Identification of hemopoietic cells responsive to colony-stimulating factor by autoradiography

Binding of radiolabeled L-cell colony-stimulating factor (CSF) was studied using murine bone marrow and fetal liver cells. With 10(7) cells, saturation of binding was seen with approximately 500,000 cpm of 125I-CSF. Minimal binding was detected after one hour incubation with tracer at 37 degrees C; however, marked cellular uptake of radioactivity was noted after 24-hr exposure to CSF. As judged by autoradiographs, small numbers of myeloblasts, promyelocytes, and large mononuclear cells were labeled with 1-hr exposure to tracer. By 6 hr of incubation, 50%-70% of myeloblasts and promyelocytes and small numbers of late granulocytic cells were labeled.
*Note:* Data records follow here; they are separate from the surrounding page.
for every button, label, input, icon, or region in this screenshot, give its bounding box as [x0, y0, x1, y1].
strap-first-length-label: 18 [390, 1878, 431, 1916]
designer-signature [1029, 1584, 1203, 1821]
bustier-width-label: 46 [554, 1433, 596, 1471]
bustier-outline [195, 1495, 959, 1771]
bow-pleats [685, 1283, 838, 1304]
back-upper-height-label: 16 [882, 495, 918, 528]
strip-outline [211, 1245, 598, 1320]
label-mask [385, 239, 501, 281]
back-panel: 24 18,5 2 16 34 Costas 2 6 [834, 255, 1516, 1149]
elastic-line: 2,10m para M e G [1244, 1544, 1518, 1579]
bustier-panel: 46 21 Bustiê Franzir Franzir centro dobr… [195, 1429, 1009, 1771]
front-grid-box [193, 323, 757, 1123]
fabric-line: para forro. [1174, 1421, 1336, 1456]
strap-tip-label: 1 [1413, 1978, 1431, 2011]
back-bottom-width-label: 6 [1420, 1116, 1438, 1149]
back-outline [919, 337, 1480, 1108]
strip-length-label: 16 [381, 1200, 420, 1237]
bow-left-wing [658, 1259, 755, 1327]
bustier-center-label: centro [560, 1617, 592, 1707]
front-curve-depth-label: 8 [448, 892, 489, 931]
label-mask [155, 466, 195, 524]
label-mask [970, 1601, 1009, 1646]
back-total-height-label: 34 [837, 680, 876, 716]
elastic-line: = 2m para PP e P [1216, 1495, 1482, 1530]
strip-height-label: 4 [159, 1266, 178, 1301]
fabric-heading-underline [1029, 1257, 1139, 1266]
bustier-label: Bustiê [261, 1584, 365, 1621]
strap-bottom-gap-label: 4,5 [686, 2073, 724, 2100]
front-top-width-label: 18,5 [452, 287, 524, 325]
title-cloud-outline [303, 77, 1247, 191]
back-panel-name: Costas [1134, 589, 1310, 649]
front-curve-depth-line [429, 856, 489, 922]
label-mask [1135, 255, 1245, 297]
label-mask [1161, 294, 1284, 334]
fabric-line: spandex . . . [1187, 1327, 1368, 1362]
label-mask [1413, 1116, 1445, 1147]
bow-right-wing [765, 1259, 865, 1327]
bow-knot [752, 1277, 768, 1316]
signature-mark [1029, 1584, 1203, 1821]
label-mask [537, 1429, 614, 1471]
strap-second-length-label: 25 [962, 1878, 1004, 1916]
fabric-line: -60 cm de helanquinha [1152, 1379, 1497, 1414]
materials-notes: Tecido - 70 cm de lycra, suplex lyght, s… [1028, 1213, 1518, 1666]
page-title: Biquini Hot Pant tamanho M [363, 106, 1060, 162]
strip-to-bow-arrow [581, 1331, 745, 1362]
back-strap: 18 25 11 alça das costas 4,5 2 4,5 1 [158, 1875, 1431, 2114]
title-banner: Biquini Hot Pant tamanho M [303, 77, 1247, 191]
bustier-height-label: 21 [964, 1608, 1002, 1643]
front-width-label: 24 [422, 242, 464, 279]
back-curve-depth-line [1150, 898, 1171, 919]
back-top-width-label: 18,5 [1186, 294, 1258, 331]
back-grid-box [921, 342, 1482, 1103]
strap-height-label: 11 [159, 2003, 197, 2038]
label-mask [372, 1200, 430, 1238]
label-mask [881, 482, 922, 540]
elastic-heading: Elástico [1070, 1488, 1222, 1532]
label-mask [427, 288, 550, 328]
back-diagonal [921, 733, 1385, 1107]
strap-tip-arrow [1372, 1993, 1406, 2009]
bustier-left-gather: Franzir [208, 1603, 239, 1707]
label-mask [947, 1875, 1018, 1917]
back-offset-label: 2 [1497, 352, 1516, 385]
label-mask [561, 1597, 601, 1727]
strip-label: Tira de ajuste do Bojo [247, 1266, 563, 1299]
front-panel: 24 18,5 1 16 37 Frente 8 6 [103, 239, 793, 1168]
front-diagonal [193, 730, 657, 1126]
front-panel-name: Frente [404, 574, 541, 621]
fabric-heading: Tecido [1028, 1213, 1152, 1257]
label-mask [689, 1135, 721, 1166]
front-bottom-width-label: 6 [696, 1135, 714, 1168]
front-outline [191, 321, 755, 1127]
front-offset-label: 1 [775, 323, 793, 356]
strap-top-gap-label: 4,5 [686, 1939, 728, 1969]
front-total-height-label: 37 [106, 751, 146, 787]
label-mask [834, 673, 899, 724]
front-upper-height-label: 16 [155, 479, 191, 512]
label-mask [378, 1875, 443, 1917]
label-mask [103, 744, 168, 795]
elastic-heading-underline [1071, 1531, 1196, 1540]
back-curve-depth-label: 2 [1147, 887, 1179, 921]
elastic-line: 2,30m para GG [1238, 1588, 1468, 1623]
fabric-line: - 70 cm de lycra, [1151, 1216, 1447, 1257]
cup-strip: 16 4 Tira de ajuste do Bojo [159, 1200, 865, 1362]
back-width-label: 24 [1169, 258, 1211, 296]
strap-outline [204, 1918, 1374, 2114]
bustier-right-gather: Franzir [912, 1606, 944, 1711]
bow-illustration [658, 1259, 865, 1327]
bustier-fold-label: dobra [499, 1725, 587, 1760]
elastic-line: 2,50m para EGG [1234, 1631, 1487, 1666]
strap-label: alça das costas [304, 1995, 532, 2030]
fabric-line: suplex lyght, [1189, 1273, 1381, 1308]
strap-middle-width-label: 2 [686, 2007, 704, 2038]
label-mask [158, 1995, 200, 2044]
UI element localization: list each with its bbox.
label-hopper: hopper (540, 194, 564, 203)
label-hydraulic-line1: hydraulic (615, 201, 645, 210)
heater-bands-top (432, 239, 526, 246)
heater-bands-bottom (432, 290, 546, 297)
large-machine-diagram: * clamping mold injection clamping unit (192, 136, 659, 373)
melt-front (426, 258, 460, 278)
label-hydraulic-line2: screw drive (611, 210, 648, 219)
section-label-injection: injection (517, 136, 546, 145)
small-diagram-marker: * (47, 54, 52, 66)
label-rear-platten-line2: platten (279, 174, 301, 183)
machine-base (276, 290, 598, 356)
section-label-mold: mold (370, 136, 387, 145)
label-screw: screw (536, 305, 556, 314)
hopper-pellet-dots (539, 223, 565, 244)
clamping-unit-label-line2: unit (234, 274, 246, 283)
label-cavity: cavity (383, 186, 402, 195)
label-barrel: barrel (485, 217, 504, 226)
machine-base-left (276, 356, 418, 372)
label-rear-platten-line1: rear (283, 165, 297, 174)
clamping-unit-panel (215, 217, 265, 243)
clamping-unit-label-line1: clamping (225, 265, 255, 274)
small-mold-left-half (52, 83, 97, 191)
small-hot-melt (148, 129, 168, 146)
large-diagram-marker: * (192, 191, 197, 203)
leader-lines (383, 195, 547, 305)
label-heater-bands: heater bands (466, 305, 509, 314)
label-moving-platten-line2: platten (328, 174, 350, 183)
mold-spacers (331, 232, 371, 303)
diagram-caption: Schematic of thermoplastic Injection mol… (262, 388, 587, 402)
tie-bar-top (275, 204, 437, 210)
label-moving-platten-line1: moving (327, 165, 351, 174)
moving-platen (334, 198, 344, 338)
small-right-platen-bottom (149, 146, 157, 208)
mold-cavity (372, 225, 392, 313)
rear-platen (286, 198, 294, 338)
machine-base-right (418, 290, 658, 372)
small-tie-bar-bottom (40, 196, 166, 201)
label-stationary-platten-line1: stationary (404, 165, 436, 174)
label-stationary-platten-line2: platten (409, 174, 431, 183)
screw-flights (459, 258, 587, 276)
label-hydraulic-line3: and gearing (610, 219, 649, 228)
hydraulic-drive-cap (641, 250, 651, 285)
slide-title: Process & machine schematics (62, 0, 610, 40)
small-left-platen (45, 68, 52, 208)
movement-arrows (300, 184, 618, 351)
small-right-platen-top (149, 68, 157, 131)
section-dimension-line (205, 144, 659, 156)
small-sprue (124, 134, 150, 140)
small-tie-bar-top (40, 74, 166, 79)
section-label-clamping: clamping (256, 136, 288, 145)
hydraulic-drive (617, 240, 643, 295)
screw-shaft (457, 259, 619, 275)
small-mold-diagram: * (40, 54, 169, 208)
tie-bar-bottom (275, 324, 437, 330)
Virtually all myeloblasts and promyelocytes and approximately 50% of myelocytes, metamyelocytes, polymorphonuclear granulocytes, and monocytes were labeled after 24-hr exposure to the radioiodinated CSF. Label was not detected on erythroblasts, eosinophils, or megakaryocytes. Suspensions of fetal liver cells had lower uptake of radioactivity than bone marrow cells. This appeared to result from a lesser concentration of granulocytic cells in fetal liver, as labeling of individual cells was similar with both tissues. In additional experiments, CSF binding to marrow cells was assessed after 30-min exposure to tracer at 0 degrees C. Uptake of 125I-CSF exceeded that observed after 24-hr incubation at 37 degrees C. With this technique, cellular label was also confined to granulocytic and monocytic cells. These findings suggest that purified CSF reacts with and may stimulate immature and mature cells of the granulocytic and monocytic lineages.